In Plaintiffs' claim for deceit, they allege that Nick Ghiselli, Chief Legal Officer for Constellation made the unconditional offer to contribute $2 million to a global settlement. (Doc. 44, ¶¶ 20, 191). It is alleged that in a September 27, 2019, letter, MMIC admitted through its coverage counsel Mark Malloy, that "a mutual release was always going to be a contingency of any MMIC contribution toward settlement." (Doc. 44, ¶ 99). Plaintiffs also allege that MMIC, through Giselli, suppressed the fact that MMIC promised to contribute $2 million unconditionally toward a global settlement without any intention of performing in violation of SDCL § 20-10-2(4). (Doc. 44, ¶¶ 201-05).
Based on the direct involvement of Ghiselli, an officer of Constellation, in the alleged deceit and bad faith conduct, the Court will, at this stage, allow Plaintiffs' claims to proceed against Constellation. Further discovery may show that Constellation's involvement in the alleged unjust conduct is insufficient to warrant piercing the corporate veil and the Court reserves the right to revisit this issue. However, further discovery may also show that Constellation's involvement was even greater than that alleged. The Court notes as an aside that in the emails attached to the Declaration of Laura Hansen in her Motion to Dismiss show that President and Chief Executive Officer of Constellation, Inc., William J. McDonough, was kept abreast of the developments in the litigation and settlement of the Sossan Lawsuits and had approved of Ghiselli's letter to Avera affirming MMIC's commitment to contribute $2 million to a global resolution of the Sossan Lawsuits. (Doc. 51-4 at 618-19).

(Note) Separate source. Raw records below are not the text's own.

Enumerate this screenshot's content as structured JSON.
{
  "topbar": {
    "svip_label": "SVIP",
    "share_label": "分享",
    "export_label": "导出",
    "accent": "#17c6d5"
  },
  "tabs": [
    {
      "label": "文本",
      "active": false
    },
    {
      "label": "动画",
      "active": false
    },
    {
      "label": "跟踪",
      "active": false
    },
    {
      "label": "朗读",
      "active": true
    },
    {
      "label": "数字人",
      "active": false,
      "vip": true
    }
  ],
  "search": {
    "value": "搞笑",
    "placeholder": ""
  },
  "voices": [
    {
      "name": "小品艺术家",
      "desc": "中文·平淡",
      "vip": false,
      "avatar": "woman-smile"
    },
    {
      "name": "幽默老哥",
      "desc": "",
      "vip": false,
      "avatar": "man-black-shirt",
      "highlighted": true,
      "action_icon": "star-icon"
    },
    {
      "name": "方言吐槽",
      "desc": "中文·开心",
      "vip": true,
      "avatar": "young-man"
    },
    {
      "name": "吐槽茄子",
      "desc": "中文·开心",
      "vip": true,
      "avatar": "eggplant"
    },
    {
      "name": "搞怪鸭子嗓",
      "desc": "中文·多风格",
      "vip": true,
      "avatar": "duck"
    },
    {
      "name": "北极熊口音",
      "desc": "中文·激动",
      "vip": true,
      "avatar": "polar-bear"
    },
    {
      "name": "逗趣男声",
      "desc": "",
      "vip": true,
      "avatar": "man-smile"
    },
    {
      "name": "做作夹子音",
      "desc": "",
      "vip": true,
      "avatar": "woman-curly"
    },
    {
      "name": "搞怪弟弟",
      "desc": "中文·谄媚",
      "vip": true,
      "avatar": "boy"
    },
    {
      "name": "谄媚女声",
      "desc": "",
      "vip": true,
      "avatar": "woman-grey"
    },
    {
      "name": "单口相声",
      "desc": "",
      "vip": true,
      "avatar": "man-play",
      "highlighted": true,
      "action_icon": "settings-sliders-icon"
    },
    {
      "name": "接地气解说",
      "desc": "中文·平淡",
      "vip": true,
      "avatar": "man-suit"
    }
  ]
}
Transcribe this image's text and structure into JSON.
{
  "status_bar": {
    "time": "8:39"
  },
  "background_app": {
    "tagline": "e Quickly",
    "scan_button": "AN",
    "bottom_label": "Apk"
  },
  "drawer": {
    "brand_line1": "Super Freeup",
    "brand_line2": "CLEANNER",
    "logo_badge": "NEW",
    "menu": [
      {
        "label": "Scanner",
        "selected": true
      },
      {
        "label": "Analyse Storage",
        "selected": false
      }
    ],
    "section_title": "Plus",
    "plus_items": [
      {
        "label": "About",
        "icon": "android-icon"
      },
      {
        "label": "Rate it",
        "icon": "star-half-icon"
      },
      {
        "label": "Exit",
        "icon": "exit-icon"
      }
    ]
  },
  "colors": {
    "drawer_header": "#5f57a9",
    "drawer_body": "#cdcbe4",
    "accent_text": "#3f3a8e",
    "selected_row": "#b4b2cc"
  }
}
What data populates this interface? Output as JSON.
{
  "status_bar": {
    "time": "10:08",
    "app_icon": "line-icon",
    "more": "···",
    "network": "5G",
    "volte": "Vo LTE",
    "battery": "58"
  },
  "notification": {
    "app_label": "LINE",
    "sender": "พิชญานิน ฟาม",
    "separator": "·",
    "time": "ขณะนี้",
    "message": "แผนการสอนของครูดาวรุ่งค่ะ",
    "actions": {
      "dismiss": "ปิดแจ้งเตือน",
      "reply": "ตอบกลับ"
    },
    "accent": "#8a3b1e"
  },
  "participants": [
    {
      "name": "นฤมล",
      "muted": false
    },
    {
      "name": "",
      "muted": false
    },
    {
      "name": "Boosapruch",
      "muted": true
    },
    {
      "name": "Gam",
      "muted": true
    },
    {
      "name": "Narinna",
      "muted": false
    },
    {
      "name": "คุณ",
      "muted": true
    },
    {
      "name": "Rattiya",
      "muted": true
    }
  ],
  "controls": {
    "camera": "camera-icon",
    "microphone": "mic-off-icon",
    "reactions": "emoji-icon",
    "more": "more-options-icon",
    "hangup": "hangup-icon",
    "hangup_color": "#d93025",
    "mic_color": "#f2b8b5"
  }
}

Accordingly, it is hereby ORDERED that Defendants' Motion to Dismiss (Doc. 49) is GRANTED IN PART and DENIED IN PART as follows:
1) GRANTED as to Avera's claim for breach of duty to defend;
2) DENIED as to LCSH's claim for breach of duty to defend;
3) DENIED as to Avera and LCSH's claims for bad faith;
4) DENIED as to Avera and LCSH's claims for breach of duty to indemnify;
5) DENIED as to Avera and LCSH's Count V breach of contract claim;
6) DENIED as to Avera and LCSH's claims for promissory estoppel;
7) DENIED as to Avera and LCSH's claim for deceit; and
8) DENEID as to Avera and LCSH"s claim for piercing the corporate veil.